The complex conjugate of a complex number is formed by changing the sign of its imaginary part. If you have a complex number in the form of \(a + bi\), its conjugate will be \(a - bi\).

Here’s an example: the complex number \(3 + 4i\) has a conjugate \(3 - 4i\).

When we multiply a complex number by its conjugate, an interesting thing happens. Let's see:

• \((a + bi)(a - bi) = a^2 - (bi)^2\)


• Since \(i^2 = -1\), the equation becomes \(a^2 + b^2\).

This means that the result is always a real number, as the imaginary parts cancel out.

In the given exercise, \(2+i\) and \(2-i\) are conjugates. By multiplying them, we get:
\((2+i)(2-i) = 2^2 - i^2 = 4 + 1 = 5\).
Notice, it's a real number! This helps simplify further calculations.

Multiplying complex numbers involves using the distributive property (also known as the FOIL method in algebra). To multiply two complex numbers like \((a+bi)(c+di)\), follow these steps:

• Multiply the real parts: \(a \times c\).


• Multiply the real part by the imaginary part: \(a \times di\).


• Multiply the imaginary part by the real part: \(bi \times c\).

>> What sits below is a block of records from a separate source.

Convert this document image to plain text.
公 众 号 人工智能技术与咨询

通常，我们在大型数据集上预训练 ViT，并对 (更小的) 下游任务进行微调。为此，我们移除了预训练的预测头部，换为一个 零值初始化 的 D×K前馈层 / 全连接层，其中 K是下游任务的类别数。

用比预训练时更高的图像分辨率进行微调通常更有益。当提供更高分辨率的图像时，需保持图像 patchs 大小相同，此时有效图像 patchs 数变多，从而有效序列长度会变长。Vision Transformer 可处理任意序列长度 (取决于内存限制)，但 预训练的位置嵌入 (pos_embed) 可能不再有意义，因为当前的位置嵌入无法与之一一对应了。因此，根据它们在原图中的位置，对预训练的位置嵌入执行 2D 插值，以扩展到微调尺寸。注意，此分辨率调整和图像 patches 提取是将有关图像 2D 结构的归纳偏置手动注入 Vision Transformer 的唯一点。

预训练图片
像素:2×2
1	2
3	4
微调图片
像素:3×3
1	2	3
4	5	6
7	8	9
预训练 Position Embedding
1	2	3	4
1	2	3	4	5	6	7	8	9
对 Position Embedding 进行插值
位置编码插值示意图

• Multiply the imaginary parts: \(bi \times di = bdi^2\).

Combine these results and use \(i^2 = -1\) to simplify the expression:
\(ac + adi + bci + bdi^2 = ac + adi + bci - bd\).

Let’s apply this to our problem. We initially multiplied \(2+i\) with \(2-i\) to get \(5\), then we multiplied \(5\) by \(4+3i\):

• Multiply the real parts: \(5 \times 4 = 20\).


• Multiply the real part by the imaginary part: \(5 \times 3i = 15i\).

Combine the results:
\(20 + 15i\).
This is our product, and we will put it in standard form in the next section!

The standard form of complex numbers is expressed as \(a + bi\), where \(a\) and \(b\) are real numbers and \(i\) is the imaginary unit, which satisfies \(i^2 = -1\).

When dealing with complex numbers, it's crucial to ensure that your final answer is in this standard form. Here’s why:

• It's easier to identify the real part (\(a\)) and the imaginary part (\(b\)).


• It simplifies addition, subtraction, and comparison between complex numbers.

In our exercise, after multiplying \((2+i)(2-i)\) to get \(5\), and then multiplying \(5\) by \(4+3i\), we arrived at \(20 + 15i\).

This result is already in standard form, with \(20\) as the real part and \(15i\) as the imaginary part. Therefore, the final answer to the problem is
\(20 + 15i\).

Ensuring the result is in standard form helps you accurately describe and use complex numbers in further calculations and applications!